Mar. 28 2011 07:54 PM
Sheldon Teicher from Forest Hills

I dispute Mr. Nessen's statement that "hundreds" attended the commemoration. I have measured the length of the occupied portions of Washington Pl. & I find that the crowd was in 560 feet of the street after discounting for the stage, the screen, & the less than complete presence between Mercer & Broadway.That means that roughly 11,200 square feet was filled at a rate of approx. 3.13 sq. ft. per person, or 3600 people at minimum.
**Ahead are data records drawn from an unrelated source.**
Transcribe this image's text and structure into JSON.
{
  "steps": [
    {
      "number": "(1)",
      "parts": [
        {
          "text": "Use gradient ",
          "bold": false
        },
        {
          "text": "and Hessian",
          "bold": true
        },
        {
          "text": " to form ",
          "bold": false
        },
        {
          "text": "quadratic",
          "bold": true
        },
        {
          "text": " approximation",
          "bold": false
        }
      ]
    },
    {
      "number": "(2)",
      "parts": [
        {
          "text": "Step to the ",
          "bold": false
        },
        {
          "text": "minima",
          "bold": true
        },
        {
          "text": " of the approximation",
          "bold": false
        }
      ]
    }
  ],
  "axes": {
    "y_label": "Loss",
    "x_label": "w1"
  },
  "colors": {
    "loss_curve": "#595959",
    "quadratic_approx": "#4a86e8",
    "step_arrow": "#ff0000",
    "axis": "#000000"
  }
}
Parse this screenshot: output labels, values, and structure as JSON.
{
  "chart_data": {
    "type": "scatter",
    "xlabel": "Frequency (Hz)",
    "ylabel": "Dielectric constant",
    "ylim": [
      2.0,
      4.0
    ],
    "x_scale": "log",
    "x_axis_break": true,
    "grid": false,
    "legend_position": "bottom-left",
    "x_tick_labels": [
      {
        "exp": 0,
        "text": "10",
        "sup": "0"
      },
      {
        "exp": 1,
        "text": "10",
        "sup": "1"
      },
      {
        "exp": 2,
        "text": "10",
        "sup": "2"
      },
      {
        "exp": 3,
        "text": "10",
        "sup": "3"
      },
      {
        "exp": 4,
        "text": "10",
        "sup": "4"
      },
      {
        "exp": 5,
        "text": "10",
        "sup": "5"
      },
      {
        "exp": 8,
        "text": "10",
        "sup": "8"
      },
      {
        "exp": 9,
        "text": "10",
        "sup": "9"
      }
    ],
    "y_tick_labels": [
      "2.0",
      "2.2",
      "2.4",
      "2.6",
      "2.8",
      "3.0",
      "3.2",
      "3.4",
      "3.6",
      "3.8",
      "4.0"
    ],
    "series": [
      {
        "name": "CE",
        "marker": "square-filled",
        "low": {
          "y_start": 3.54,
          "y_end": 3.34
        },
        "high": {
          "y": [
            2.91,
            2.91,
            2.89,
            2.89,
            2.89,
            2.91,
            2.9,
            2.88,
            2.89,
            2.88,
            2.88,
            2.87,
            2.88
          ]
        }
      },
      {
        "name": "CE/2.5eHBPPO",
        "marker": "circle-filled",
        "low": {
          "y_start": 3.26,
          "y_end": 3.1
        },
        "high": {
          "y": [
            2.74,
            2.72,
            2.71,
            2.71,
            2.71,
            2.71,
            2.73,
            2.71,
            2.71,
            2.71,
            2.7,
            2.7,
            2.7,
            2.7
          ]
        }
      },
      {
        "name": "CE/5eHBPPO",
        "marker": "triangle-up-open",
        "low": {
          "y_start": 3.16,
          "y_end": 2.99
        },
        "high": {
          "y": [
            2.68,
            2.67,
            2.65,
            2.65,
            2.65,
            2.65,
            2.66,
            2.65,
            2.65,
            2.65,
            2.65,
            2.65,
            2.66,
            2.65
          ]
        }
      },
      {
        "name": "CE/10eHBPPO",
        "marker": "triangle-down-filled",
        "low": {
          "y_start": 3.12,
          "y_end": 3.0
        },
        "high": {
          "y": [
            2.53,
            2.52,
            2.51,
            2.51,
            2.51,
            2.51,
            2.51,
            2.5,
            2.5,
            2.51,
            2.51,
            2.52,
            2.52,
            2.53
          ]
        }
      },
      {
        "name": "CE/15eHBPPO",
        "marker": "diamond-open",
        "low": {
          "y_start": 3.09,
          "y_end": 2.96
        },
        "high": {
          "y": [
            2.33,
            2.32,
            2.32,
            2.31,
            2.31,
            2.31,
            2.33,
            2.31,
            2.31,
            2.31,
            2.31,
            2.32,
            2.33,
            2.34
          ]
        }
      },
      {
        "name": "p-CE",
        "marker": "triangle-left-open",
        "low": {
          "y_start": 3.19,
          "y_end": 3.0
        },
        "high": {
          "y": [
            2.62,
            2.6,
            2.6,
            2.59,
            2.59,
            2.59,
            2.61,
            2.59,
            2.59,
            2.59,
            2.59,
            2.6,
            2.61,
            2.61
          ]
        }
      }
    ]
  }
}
I was there with my union delegation & we could not advance beyond the middle of the Mercer-Greene block after completing the march so I have a very good notion of what went down.Please revise your estimate since a lot of hard working folks tried to make this a success.

Mar. 26 2011 12:56 PM
nancy campion byrne

My grandmother was 11 years old and living in Manhattan when this terrible tragedy happened. I grew up hearing stories about the women who perished and the families. At a young age, I learned about Frances Perkins and the labor reform work that she did.

I wish i could have been present at today's
memorial.. I now live in Salem, Oregon but today spent some time in quiet reflection of working class women who have suffered and who continue to fight for fair labor and working conditions, Until there are unions and decent wages, struggles will continue.. Bread and roses for all!